(original) (raw)

On Fri, Apr 23, 2010 at 11:11, Dan Gindikin <dgindikin@gmail.com> wrote:

We were having performance problems unpickling a large pickle file, we were

getting 170s running time (which was fine), but 1100mb memory usage. Memory

usage ought to have been about 300mb, this was happening because of memory

fragmentation, due to many unnecessary "puts" in the pickle stream.

We made a pickletools.optimize inspired tool that could run directly on a

pickle file and used pickletools.genops. This solved the unpickling problem

(84s, 382mb).

However the tool itself was using too much memory and time (1100s, 470mb), so

I recoded it to scan through the pickle stream directly, without going through

pickletools.genops, giving (240s, 130mb).

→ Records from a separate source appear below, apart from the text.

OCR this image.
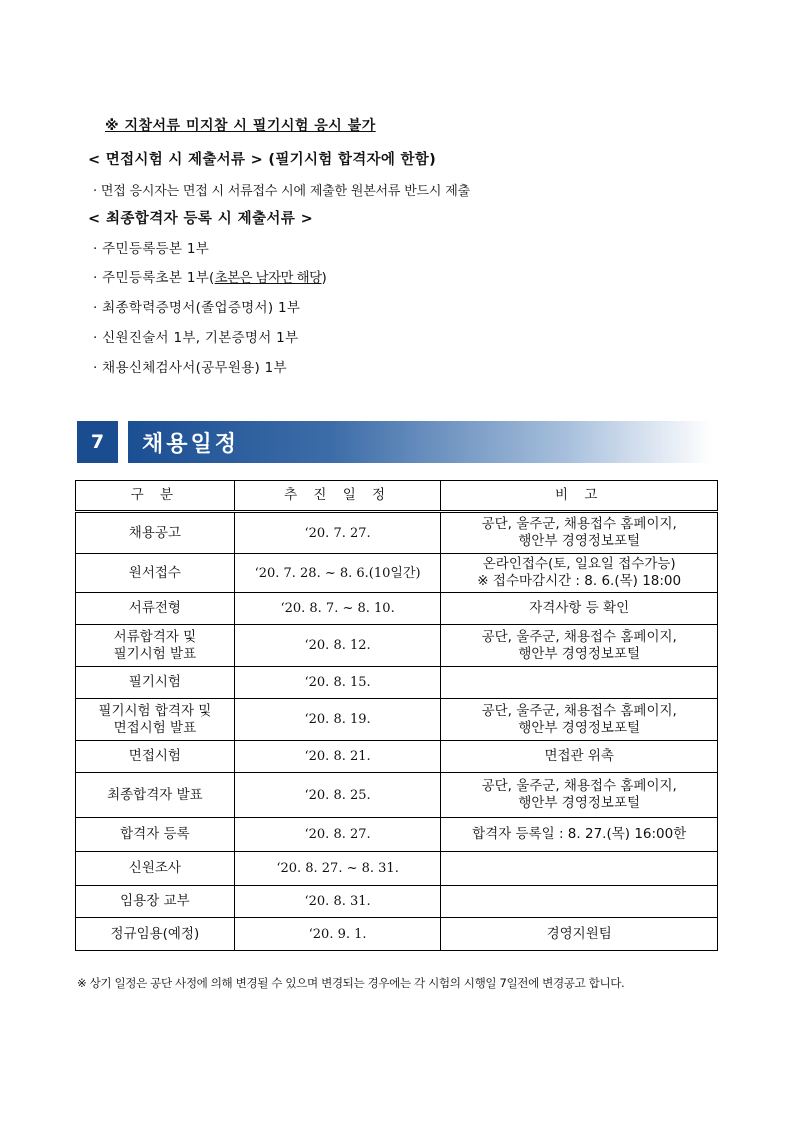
※ 지참서류 미지참 시 필기시험 응시 불가
< 면접시험 시 제출서류 > (필기시험 합격자에 한함)
· 면접 응시자는 면접 시 서류접수 시에 제출한 원본서류 반드시 제출
< 최종합격자 등록 시 제출서류 >
· 주민등록등본 1부
· 주민등록초본 1부(초본은 남자만 해당)
· 최종학력증명서(졸업증명서) 1부
· 신원진술서 1부, 기본증명서 1부
· 채용신체검사서(공무원용) 1부
7	채용일정
구 분	추 진 일 정	비 고
채용공고	‘20. 7. 27.	공단, 울주군, 채용접수 홈페이지,
행안부 경영정보포털
원서접수	‘20. 7. 28. ~ 8. 6.(10일간)	온라인접수(토, 일요일 접수가능)
※ 접수마감시간 : 8. 6.(목) 18:00
서류전형	‘20. 8. 7. ~ 8. 10.	자격사항 등 확인
서류합격자 및
필기시험 발표	‘20. 8. 12.	공단, 울주군, 채용접수 홈페이지,
행안부 경영정보포털
필기시험	‘20. 8. 15.	
필기시험 합격자 및
면접시험 발표	‘20. 8. 19.	공단, 울주군, 채용접수 홈페이지,
행안부 경영정보포털
면접시험	‘20. 8. 21.	면접관 위촉
최종합격자 발표	‘20. 8. 25.	공단, 울주군, 채용접수 홈페이지,
행안부 경영정보포털
합격자 등록	‘20. 8. 27.	합격자 등록일 : 8. 27.(목) 16:00한
신원조사	‘20. 8. 27. ~ 8. 31.	
임용장 교부	‘20. 8. 31.	
정규임용(예정)	‘20. 9. 1.	경영지원팀
※ 상기 일정은 공단 사정에 의해 변경될 수 있으며 변경되는 경우에는 각 시험의 시행일 7일전에 변경공고 합니다.
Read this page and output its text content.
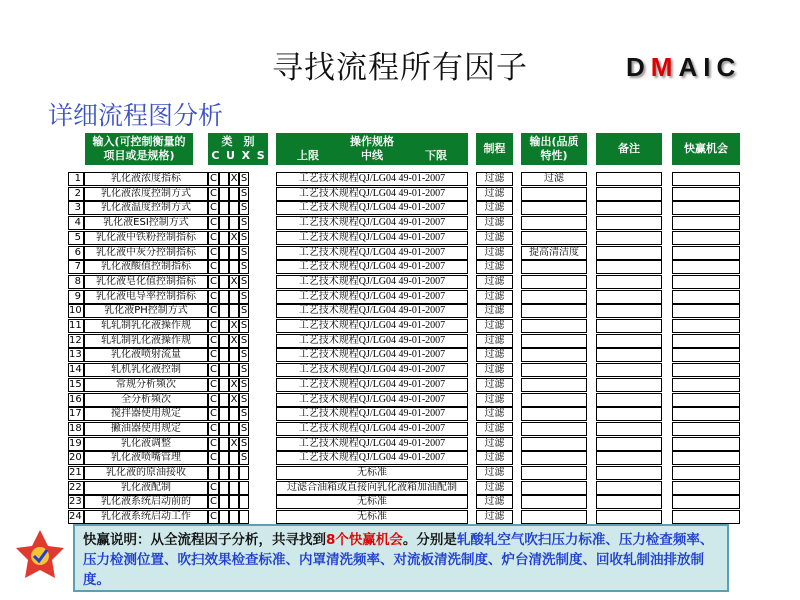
寻找流程所有因子	DMAIC
详细流程图分析
输入(可控制衡量的
项目或是规格)
类　别
C U X S
操作规格
上限	中线	下限
制程
输出(品质
特性)
备注	快赢机会
1	乳化液浓度指标	C X S	工艺技术规程QJ/LG04 49-01-2007	过滤	过滤
2	乳化液浓度控制方式	C S	工艺技术规程QJ/LG04 49-01-2007	过滤
3	乳化液温度控制方式	C S	工艺技术规程QJ/LG04 49-01-2007	过滤
4	乳化液ESI控制方式	C S	工艺技术规程QJ/LG04 49-01-2007	过滤
5	乳化液中铁粉控制指标	C X S	工艺技术规程QJ/LG04 49-01-2007	过滤
6	乳化液中灰分控制指标	C S	工艺技术规程QJ/LG04 49-01-2007	过滤	提高清洁度
7	乳化液酸值控制指标	C S	工艺技术规程QJ/LG04 49-01-2007	过滤
8	乳化液皂化值控制指标	C X S	工艺技术规程QJ/LG04 49-01-2007	过滤
9	乳化液电导率控制指标	C S	工艺技术规程QJ/LG04 49-01-2007	过滤
10	乳化液PH控制方式	C S	工艺技术规程QJ/LG04 49-01-2007	过滤
11	轧轧制乳化液操作规	C X S	工艺技术规程QJ/LG04 49-01-2007	过滤
12	轧轧制乳化液操作规	C X S	工艺技术规程QJ/LG04 49-01-2007	过滤
13	乳化液喷射流量	C S	工艺技术规程QJ/LG04 49-01-2007	过滤
14	轧机乳化液控制	C S	工艺技术规程QJ/LG04 49-01-2007	过滤
15	常规分析频次	C X S	工艺技术规程QJ/LG04 49-01-2007	过滤
16	全分析频次	C X S	工艺技术规程QJ/LG04 49-01-2007	过滤
17	搅拌器使用规定	C S	工艺技术规程QJ/LG04 49-01-2007	过滤
18	撇油器使用规定	C S	工艺技术规程QJ/LG04 49-01-2007	过滤
19	乳化液调整	C X S	工艺技术规程QJ/LG04 49-01-2007	过滤
20	乳化液喷嘴管理	C S	工艺技术规程QJ/LG04 49-01-2007	过滤
21	乳化液的原油接收	无标准	过滤
22	乳化液配制	C	过滤合油箱或直接向乳化液箱加油配制	过滤
23	乳化液系统启动前的	C	无标准	过滤
24	乳化液系统启动工作	C	无标准	过滤
快赢说明：从全流程因子分析，共寻找到8个快赢机会。分别是轧酸轧空气吹扫压力标准、压力检查频率、压力检测位置、吹扫效果检查标准、内罩清洗频率、对流板清洗制度、炉台清洗制度、回收轧制油排放制度。
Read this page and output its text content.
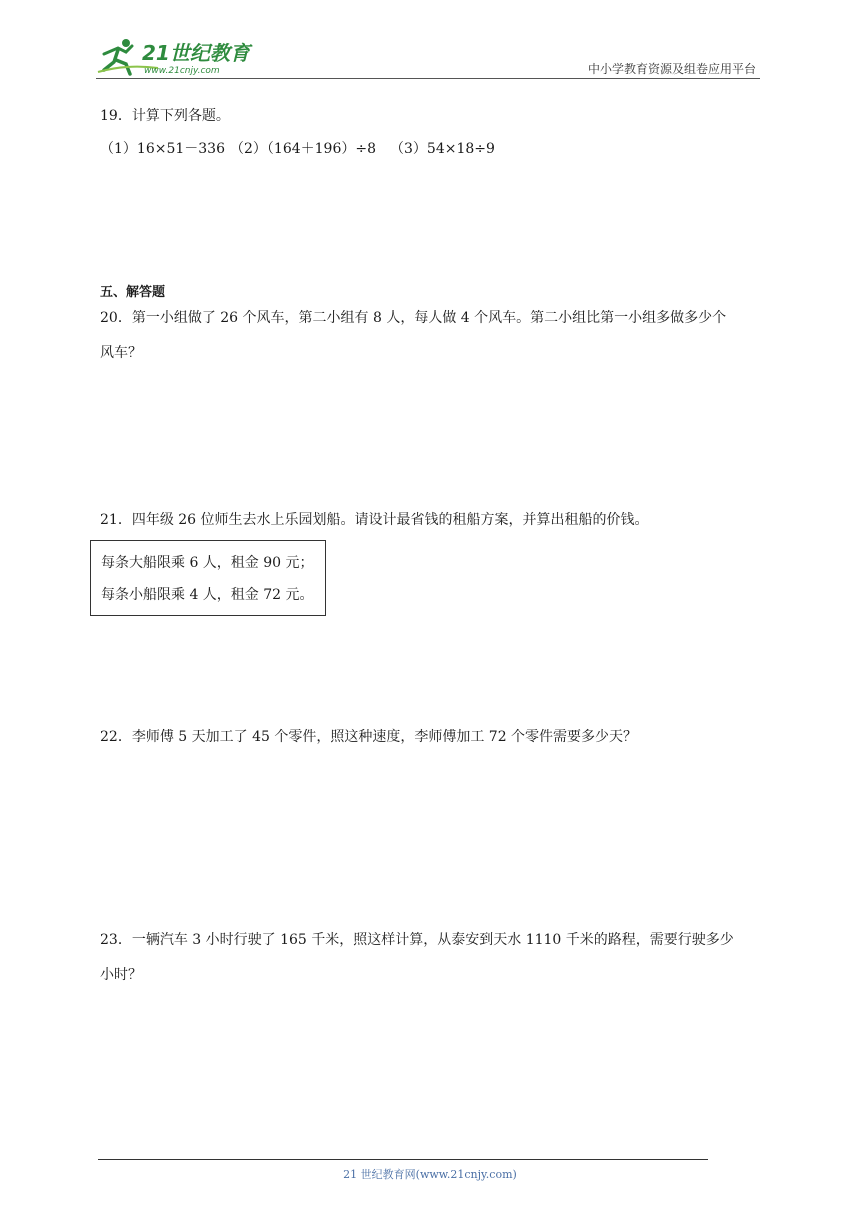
21世纪教育
www.21cnjy.com	中小学教育资源及组卷应用平台
19．计算下列各题。
（1）16×51－336 （2）（164＋196）÷8 （3）54×18÷9
五、解答题
20．第一小组做了 26 个风车，第二小组有 8 人，每人做 4 个风车。第二小组比第一小组多做多少个
风车？
21．四年级 26 位师生去水上乐园划船。请设计最省钱的租船方案，并算出租船的价钱。
每条大船限乘 6 人，租金 90 元；
每条小船限乘 4 人，租金 72 元。
22．李师傅 5 天加工了 45 个零件，照这种速度，李师傅加工 72 个零件需要多少天？
23．一辆汽车 3 小时行驶了 165 千米，照这样计算，从泰安到天水 1110 千米的路程，需要行驶多少
小时？
21 世纪教育网(www.21cnjy.com)
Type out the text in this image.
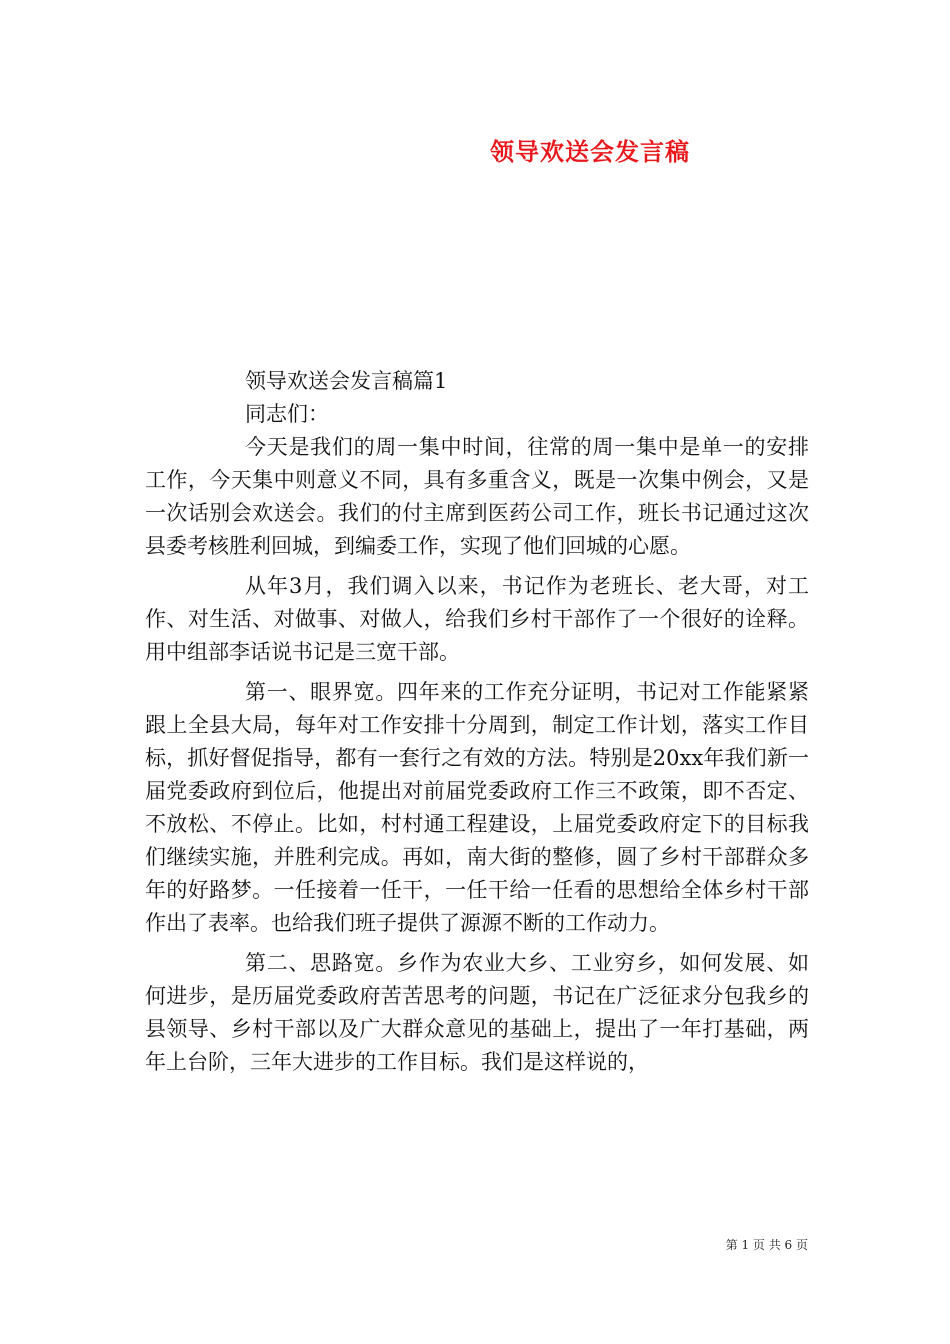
领导欢送会发言稿

领导欢送会发言稿篇1

同志们：

今天是我们的周一集中时间，往常的周一集中是单一的安排工作，今天集中则意义不同，具有多重含义，既是一次集中例会，又是一次话别会欢送会。我们的付主席到医药公司工作，班长书记通过这次县委考核胜利回城，到编委工作，实现了他们回城的心愿。

从年3月，我们调入以来，书记作为老班长、老大哥，对工作、对生活、对做事、对做人，给我们乡村干部作了一个很好的诠释。用中组部李话说书记是三宽干部。

第一、眼界宽。四年来的工作充分证明，书记对工作能紧紧跟上全县大局，每年对工作安排十分周到，制定工作计划，落实工作目标，抓好督促指导，都有一套行之有效的方法。特别是20xx年我们新一届党委政府到位后，他提出对前届党委政府工作三不政策，即不否定、不放松、不停止。比如，村村通工程建设，上届党委政府定下的目标我们继续实施，并胜利完成。再如，南大街的整修，圆了乡村干部群众多年的好路梦。一任接着一任干，一任干给一任看的思想给全体乡村干部作出了表率。也给我们班子提供了源源不断的工作动力。

第二、思路宽。乡作为农业大乡、工业穷乡，如何发展、如何进步，是历届党委政府苦苦思考的问题，书记在广泛征求分包我乡的县领导、乡村干部以及广大群众意见的基础上，提出了一年打基础，两年上台阶，三年大进步的工作目标。我们是这样说的，

第 1 页 共 6 页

Other people that deal with large pickle files are probably having similar

problems, and since this comes up when dealing with large data it is precisely

in this situation that you probably can't use pickletools.optimize or

pickletools.genops. It feels like functionality that ought to be added to

pickletools, is there some way I can contribute this?

The best next step is to open an issue at bugs.python.org and upload the patch. I can't make any guarantees on when someone will look at it or if it will get accepted, but putting the code there is your best bet for acceptance.

-Brett